Kasseler Institut bietet Stottertherapie online an - Kasse zahlt
Kassel (dpa) - Für eine Therapie müssen stotternde Menschen oft weit fahren. Ein Institut aus Nordhessen hilft nun per Internet. Eine erste Krankenkasse übernimmt die Kosten.
Stotternde Menschen können künftig eine Therapie über das Internet machen. Das Institut der Kasseler Stottertherapie hat dafür ein Konzept entwickelt. „Nach unserer Therapie können die meisten Teilnehmer flüssig sprechen“, sagte Alexander Wolff von Gudenberg, der selbst von der Sprachstörung betroffen ist. Er ist Facharzt für Stimm- und Sprachstörungen und Gründer der Kasseler Stottertherapie. Betroffene, die zuvor in vielen Situationen kaum ein Wort stotterfrei über die Lippen gebracht hätten, hielten nun Vorträge, führten Verkaufsgespräche oder sprächen problemlos fremde Menschen an.
Vom Stottern sind nach Angaben der Bundesvereinigung Stottern & Selbsthilfe bundesweit rund 800 000 Menschen betroffen. Die Ursache ist nicht genau geklärt, verantwortlich sein könnten neurologische und genetische Einflüsse. Fünf von hundert Kindern sind nach Angaben der Techniker Krankenkasse (TK) davon betroffen, auch einer von hundert Erwachsenen stottert. 2013 wurde bei rund 540 TK-Versicherten in Hessen Stottern diagnostiziert, doch nur rund 30 Prozent der Patienten entschlossen sich zu einer Behandlung.
Bislang kommen stotternde Menschen aus dem ganzen Bundesgebiet nach Kassel, um an einer 14-tägigen Intensivtherapie und anschließend an Wochenendkursen teilzunehmen. Krankenkassen übernehmen zwar die Kosten für die Therapie, nicht aber für die Fahrt und Unterkunft.
Dies fällt bei der Onlinetherapie nun weg, zudem sei die Hemmschwelle niedriger. „Die Patienten müssen nur noch einmal nach Kassel fahren zur Begutachtung, denn die Therapie ist nicht für jeden geeignet“, sagte TK-Sprecherin Julia Abb. Die anschließende zehn- bis zwölfmonatige Therapie läuft über ein spezielles Programm am Computer: Es gibt feste Termine für Webcam-Sitzungen in einer virtuellen Sprechstunde. „Aber auch Übungen, die man alleine machen kann“, betonte Abb. Der erste Kurs soll im Spätherbst starten. Zu den Kosten für die Therapie wollte sich die Krankenkasse nicht äußern.
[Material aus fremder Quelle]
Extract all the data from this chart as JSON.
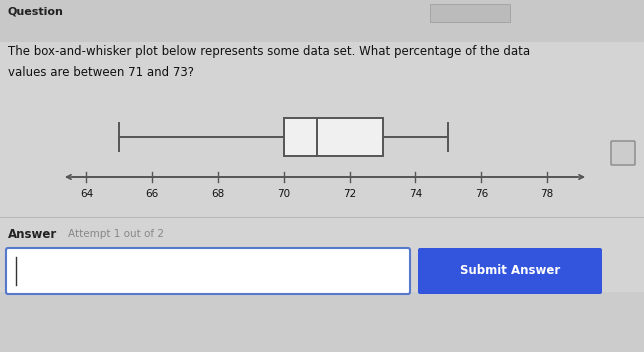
{
  "question_label": "Question",
  "title_line1": "The box-and-whisker plot below represents some data set. What percentage of the data",
  "title_line2": "values are between 71 and 73?",
  "whisker_min": 65,
  "q1": 70,
  "median": 71,
  "q3": 73,
  "whisker_max": 75,
  "axis_min": 63.5,
  "axis_max": 79,
  "tick_values": [
    64,
    66,
    68,
    70,
    72,
    74,
    76,
    78
  ],
  "tick_labels": [
    "64",
    "66",
    "68",
    "70",
    "72",
    "74",
    "76",
    "78"
  ],
  "answer_label": "Answer",
  "attempt_label": "Attempt 1 out of 2",
  "submit_label": "Submit Answer",
  "bg_color": "#cccccc",
  "panel_color": "#e0e0e0",
  "box_color": "#f0f0f0",
  "box_edge_color": "#555555",
  "line_color": "#555555",
  "button_color": "#3355dd",
  "button_text_color": "#ffffff",
  "input_border_color": "#5577cc",
  "input_fill_color": "#ffffff"
}
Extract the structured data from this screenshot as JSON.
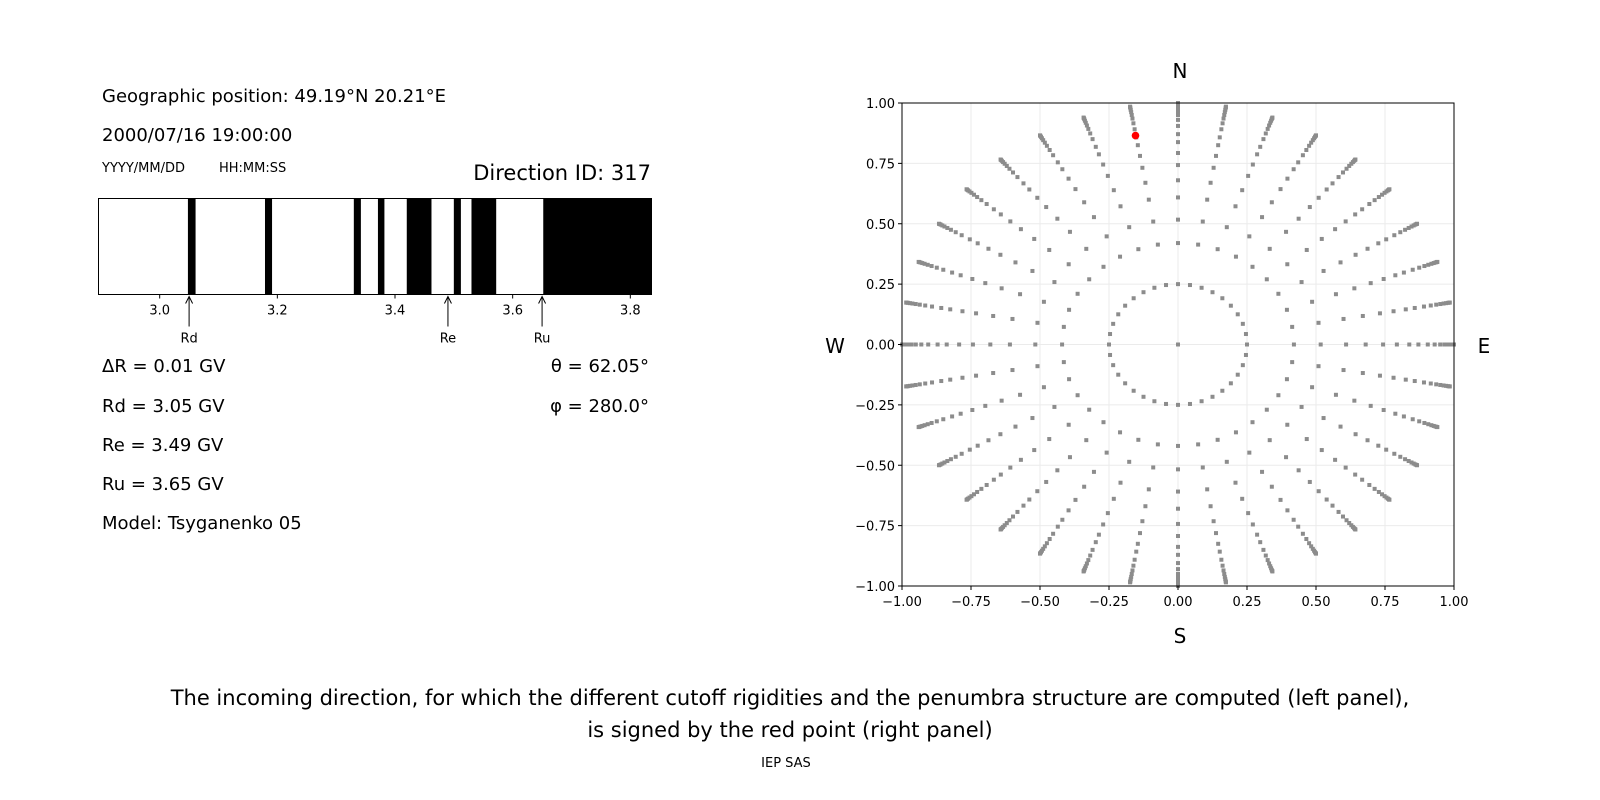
{
  "left_panel": {
    "position": "Geographic position: 49.19°N 20.21°E",
    "datetime": "2000/07/16 19:00:00",
    "date_format": "YYYY/MM/DD",
    "time_format": "HH:MM:SS",
    "direction_id": "Direction ID: 317",
    "delta_r": "ΔR = 0.01 GV",
    "rd": "Rd = 3.05 GV",
    "re": "Re = 3.49 GV",
    "ru": "Ru = 3.65 GV",
    "model": "Model: Tsyganenko 05",
    "theta": "θ = 62.05°",
    "phi": "φ = 280.0°"
  },
  "chart_data": [
    {
      "type": "penumbra-bar",
      "xlim": [
        2.896,
        3.836
      ],
      "xticks": [
        "3.0",
        "3.2",
        "3.4",
        "3.6",
        "3.8"
      ],
      "xtick_values": [
        3.0,
        3.2,
        3.4,
        3.6,
        3.8
      ],
      "forbidden_bands": [
        [
          3.048,
          3.061
        ],
        [
          3.179,
          3.191
        ],
        [
          3.33,
          3.342
        ],
        [
          3.371,
          3.382
        ],
        [
          3.42,
          3.462
        ],
        [
          3.5,
          3.512
        ],
        [
          3.53,
          3.572
        ],
        [
          3.652,
          3.836
        ]
      ],
      "markers": [
        {
          "label": "Rd",
          "value": 3.05
        },
        {
          "label": "Re",
          "value": 3.49
        },
        {
          "label": "Ru",
          "value": 3.65
        }
      ],
      "colors": {
        "forbidden": "#000000",
        "allowed": "#ffffff"
      }
    },
    {
      "type": "scatter",
      "xlim": [
        -1,
        1
      ],
      "ylim": [
        -1,
        1
      ],
      "grid": true,
      "ticks": [
        "−1.00",
        "−0.75",
        "−0.50",
        "−0.25",
        "0.00",
        "0.25",
        "0.50",
        "0.75",
        "1.00"
      ],
      "tick_values": [
        -1,
        -0.75,
        -0.5,
        -0.25,
        0,
        0.25,
        0.5,
        0.75,
        1
      ],
      "compass": {
        "north": "N",
        "south": "S",
        "west": "W",
        "east": "E"
      },
      "grid_directions_deg_step": 10,
      "grid_radii": [
        0.25,
        0.42,
        0.517,
        0.609,
        0.68,
        0.743,
        0.793,
        0.838,
        0.871,
        0.905,
        0.93,
        0.95,
        0.965,
        0.977,
        0.986,
        0.993,
        0.998,
        1.0
      ],
      "center_point": [
        0,
        0
      ],
      "selected_point": {
        "x": -0.154,
        "y": 0.865
      },
      "colors": {
        "grid_points": "#8c8c8c",
        "selected": "#ff0000"
      }
    }
  ],
  "caption": {
    "line1": "The incoming direction, for which the different cutoff rigidities and the penumbra structure are computed (left panel),",
    "line2": "is signed by the red point (right panel)",
    "credit": "IEP SAS"
  }
}
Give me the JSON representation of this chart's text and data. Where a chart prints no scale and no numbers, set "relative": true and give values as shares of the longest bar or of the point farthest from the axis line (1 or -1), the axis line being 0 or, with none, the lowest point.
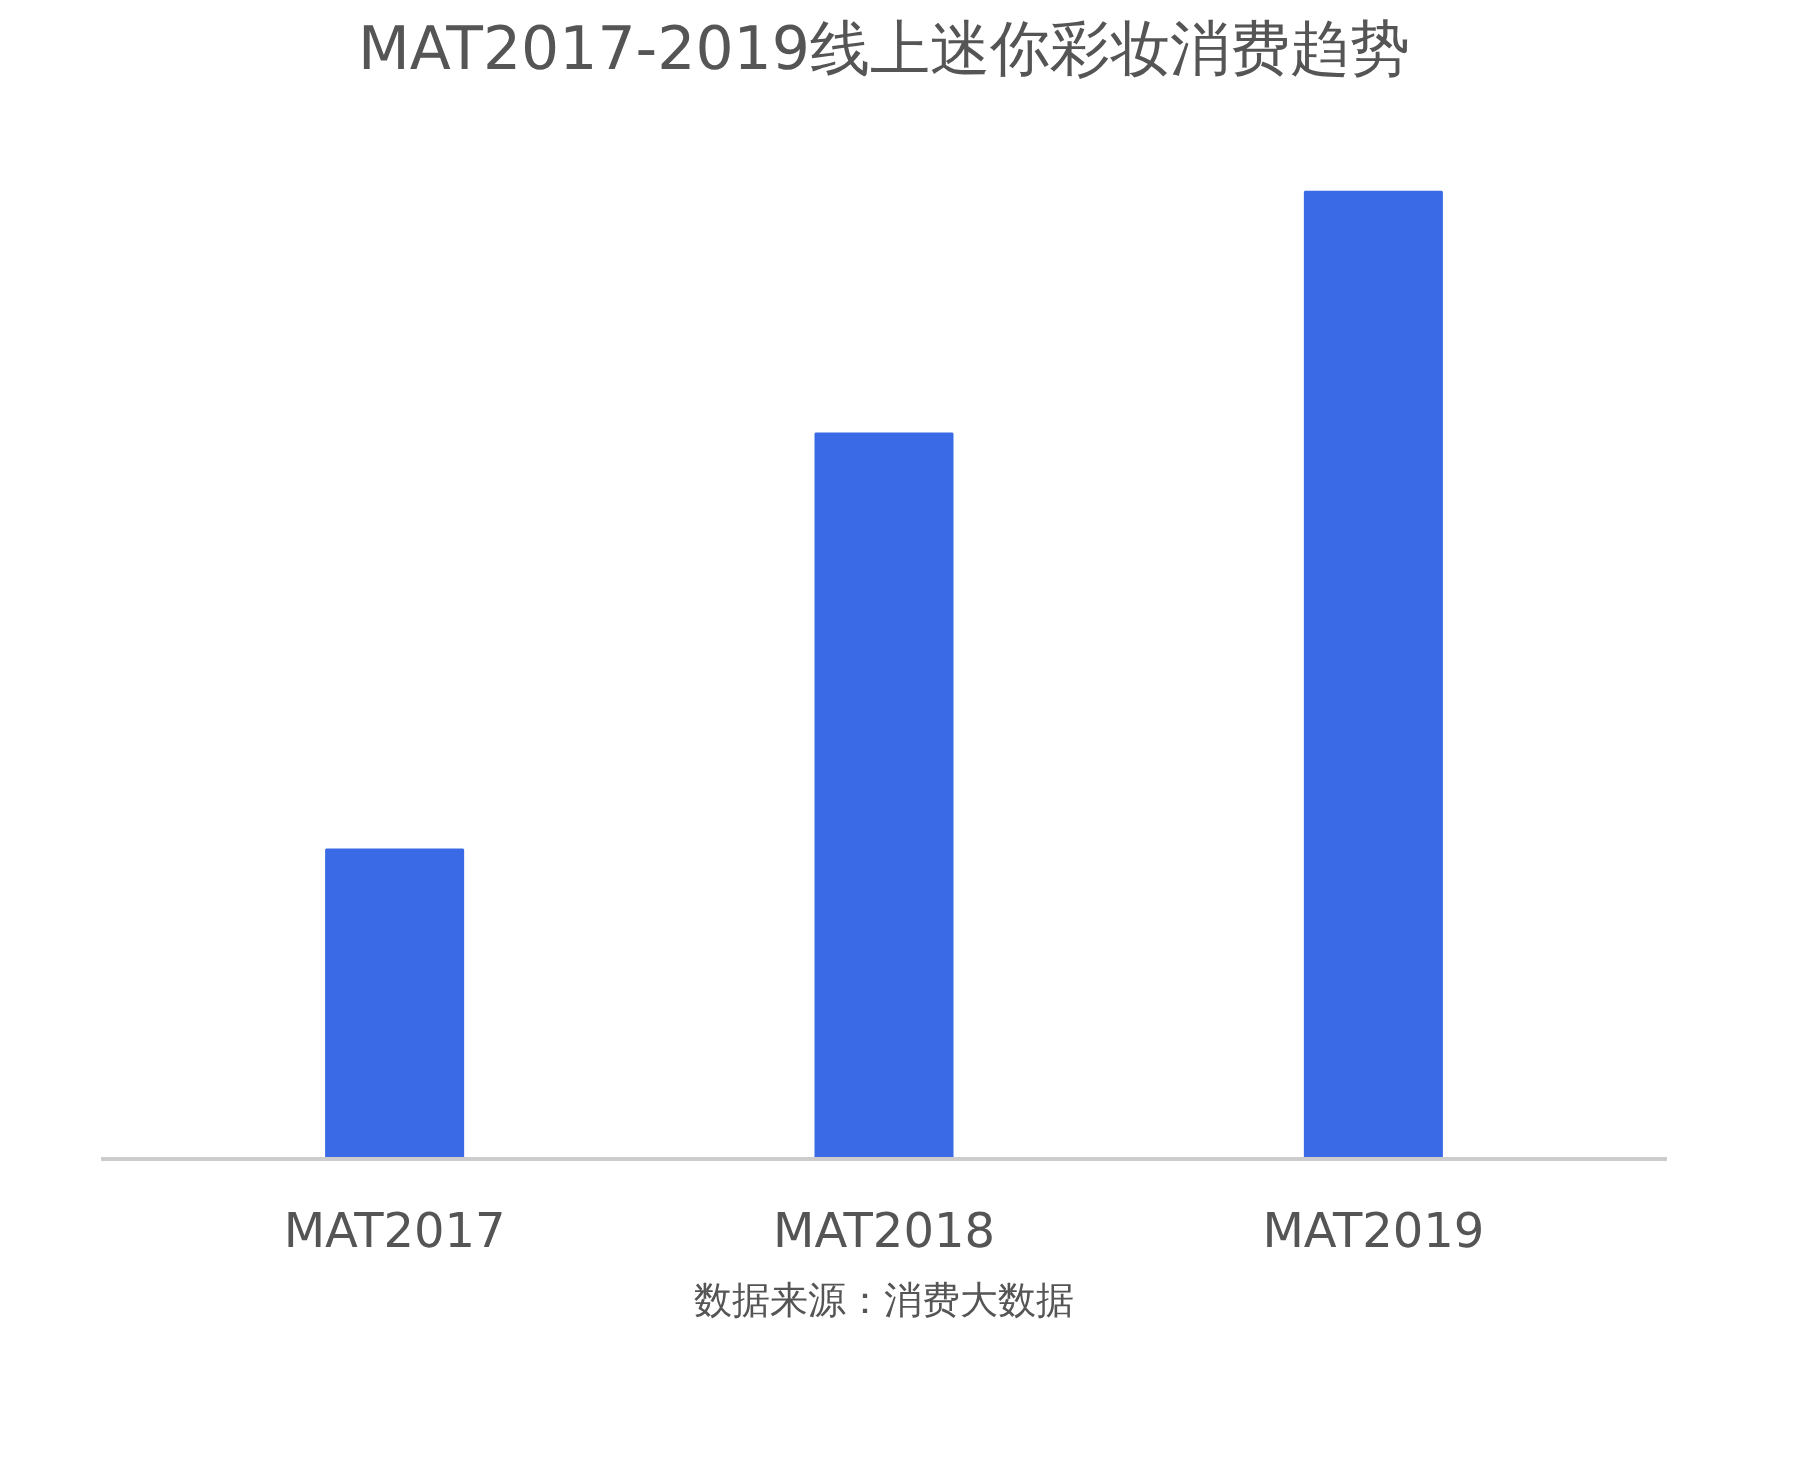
{
  "chart_data": {
    "type": "bar",
    "title": "MAT2017-2019线上迷你彩妆消费趋势",
    "categories": [
      "MAT2017",
      "MAT2018",
      "MAT2019"
    ],
    "values": [
      0.32,
      0.75,
      1
    ],
    "color": "#3a6ae6",
    "relative": true,
    "grid": false,
    "annotations": [
      "数据来源：消费大数据"
    ]
  }
}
Die Bundesvereinigung Stottern & Selbsthilfe wies darauf hin, dass praktische Übungen von Alltagssituationen außerhalb des Therapieraumes angstabbauend und isolationsmindernd seien. „Es ist wichtig, dass dies auch bei einer Teletherapie Anwendung finden kann“, betonte der BVSS-Vorsitzende Prof. Martin Sommer.
Auch die AOK Hessen bietet die Stottertherapie ihren Versicherten an, allerdings nicht das Online-Angebot. Dafür seien keine Verträge abgeschlossen worden, sagte ein AOK-Sprecher.
Die Deutsche Gesellschaft für Sprachheilpädagogik befürwortet das Projekt. „Online-Therapie hört sich erst komisch an, aber es ist vor allem für junge Leute ganz attraktiv“, sagte die hessische Vorsitzende Karin Borgwald. Allerdings müsse bei den Patienten eine hohe Motivation vorhanden sein, um die Therapie über den langen Zeitraum durchzuhalten. „Aber die kommt meist schon durch den Leidensdruck“, betonte sie.